Подкатила вторая патрульная.
Кричат, чтоб мы ехали за ними.
Мчимся. Влетаем на Белуджскую.
Запертую парадную дверь со стороны улицы выломали. Ворвались и вбежали во второй этаж. Порывались взломать и здесь.
Я бегу впереди всех. Патруль несется за мной, норовит опередить.
Спрашиваем квартиру Маркарашвили.
– Это с другой стороны. Нужно обойти! Вход Куркумельской семнадцать.
Бросаемся обегать.
Дворик с домом старинной постройки, аккуратно выбеленным, с забранными жалюзи окнами. Вверху окон два, внизу одно. Сейчас все темным-темные, ниоткуда ни лучика света.
Патруль переговаривается по рациям, удостоверяется, что не ошибся.
Звоним в дверь.
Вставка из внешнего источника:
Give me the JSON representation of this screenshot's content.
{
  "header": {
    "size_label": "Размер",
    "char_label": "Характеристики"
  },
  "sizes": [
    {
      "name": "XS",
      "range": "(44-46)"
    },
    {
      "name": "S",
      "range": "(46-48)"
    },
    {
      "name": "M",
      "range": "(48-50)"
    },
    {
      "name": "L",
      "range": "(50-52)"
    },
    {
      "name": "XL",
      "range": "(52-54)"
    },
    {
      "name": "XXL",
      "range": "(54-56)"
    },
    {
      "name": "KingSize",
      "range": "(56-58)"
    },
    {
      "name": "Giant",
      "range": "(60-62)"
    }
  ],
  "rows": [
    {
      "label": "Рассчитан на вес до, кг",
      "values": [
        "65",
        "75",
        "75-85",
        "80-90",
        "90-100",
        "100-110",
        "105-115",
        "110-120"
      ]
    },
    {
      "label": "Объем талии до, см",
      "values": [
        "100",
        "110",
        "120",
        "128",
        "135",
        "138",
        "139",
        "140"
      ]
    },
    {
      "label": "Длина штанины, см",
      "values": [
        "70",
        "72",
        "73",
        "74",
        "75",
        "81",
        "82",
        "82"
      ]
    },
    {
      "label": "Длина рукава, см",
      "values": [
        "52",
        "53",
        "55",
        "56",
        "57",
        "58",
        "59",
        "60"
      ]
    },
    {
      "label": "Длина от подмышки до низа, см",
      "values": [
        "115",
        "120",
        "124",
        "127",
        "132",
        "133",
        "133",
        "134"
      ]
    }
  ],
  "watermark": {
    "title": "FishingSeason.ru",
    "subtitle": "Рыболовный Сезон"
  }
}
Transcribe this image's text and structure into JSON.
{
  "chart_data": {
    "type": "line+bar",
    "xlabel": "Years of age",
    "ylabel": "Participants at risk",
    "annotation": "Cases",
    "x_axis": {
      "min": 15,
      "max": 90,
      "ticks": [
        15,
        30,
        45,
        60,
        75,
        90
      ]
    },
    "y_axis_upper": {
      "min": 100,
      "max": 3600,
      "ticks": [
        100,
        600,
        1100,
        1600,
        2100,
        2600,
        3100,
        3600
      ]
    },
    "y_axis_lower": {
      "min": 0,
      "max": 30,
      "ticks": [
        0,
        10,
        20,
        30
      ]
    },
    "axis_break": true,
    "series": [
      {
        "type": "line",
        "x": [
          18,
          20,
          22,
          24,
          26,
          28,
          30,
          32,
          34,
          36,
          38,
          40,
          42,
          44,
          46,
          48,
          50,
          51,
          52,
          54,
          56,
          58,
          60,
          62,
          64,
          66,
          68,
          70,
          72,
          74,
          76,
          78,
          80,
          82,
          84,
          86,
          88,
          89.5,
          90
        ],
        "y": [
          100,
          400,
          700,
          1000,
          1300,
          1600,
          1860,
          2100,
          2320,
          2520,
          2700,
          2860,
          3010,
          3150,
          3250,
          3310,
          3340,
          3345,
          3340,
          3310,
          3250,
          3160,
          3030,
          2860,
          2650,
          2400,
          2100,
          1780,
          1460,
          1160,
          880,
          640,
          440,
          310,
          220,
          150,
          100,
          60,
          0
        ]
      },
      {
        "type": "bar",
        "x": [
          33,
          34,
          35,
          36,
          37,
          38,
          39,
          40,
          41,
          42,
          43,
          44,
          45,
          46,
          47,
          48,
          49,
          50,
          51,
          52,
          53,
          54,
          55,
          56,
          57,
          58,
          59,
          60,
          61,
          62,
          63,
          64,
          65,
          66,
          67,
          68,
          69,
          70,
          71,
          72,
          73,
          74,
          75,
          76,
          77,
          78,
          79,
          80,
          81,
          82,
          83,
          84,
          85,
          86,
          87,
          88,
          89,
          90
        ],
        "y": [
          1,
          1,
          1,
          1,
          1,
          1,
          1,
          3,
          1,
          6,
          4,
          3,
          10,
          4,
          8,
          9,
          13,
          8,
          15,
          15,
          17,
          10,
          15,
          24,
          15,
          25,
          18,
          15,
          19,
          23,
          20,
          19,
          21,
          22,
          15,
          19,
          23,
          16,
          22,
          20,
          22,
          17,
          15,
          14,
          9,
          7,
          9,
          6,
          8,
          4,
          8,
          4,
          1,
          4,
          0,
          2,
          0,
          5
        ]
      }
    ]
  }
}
Никто не отпирает.
Даже и сейчас, когда я просто рассказываю, у меня дрожат руки.
Как быть?! Не забывай, что мой прадед спустился сюда с гор, из Хевсурети.
Я прихватил с собой скальпель, и мне было до лампочки, что Шалва Маркарашвили отпрыск вора в законе. Если б не застал Мари живой, искромсал бы его в клочья, и никакой патруль не помешал бы мне, и где мне было бы помнить, что я почтенный отец семейства и солидный ученый, что защитил кандидатскую по офтальмологии и что пишу докторскую диссертацию!
– Патрульная полиция! Откройте! – в который раз напоминают притаившимся в доме.
Наверняка в нем кто-то есть. Я заметил движение жалюзи во втором этаже. К тому же за ним вспыхнула и тут же погасла лампочка. Мелькнул – я различил – абрис головы странной, четырехугольной формы, и я понял – пришлось как-то его видеть, – что это не кто иной, как Шалва Маркарашвили.
– Открой, Шалва! Открой! Отвезу ее в больницу! Не убивайте, мать вашу!
Открывать, что и говорить, не открывали.
Патрулей и разных других все прибавлялось. Явился даже телезвезда, по совместительству и в основном высокий полицейский чин Джомарди Мебуке.
Пришел и кто-то в гражданском, назвался начальником и выдвинул особо строгое требование.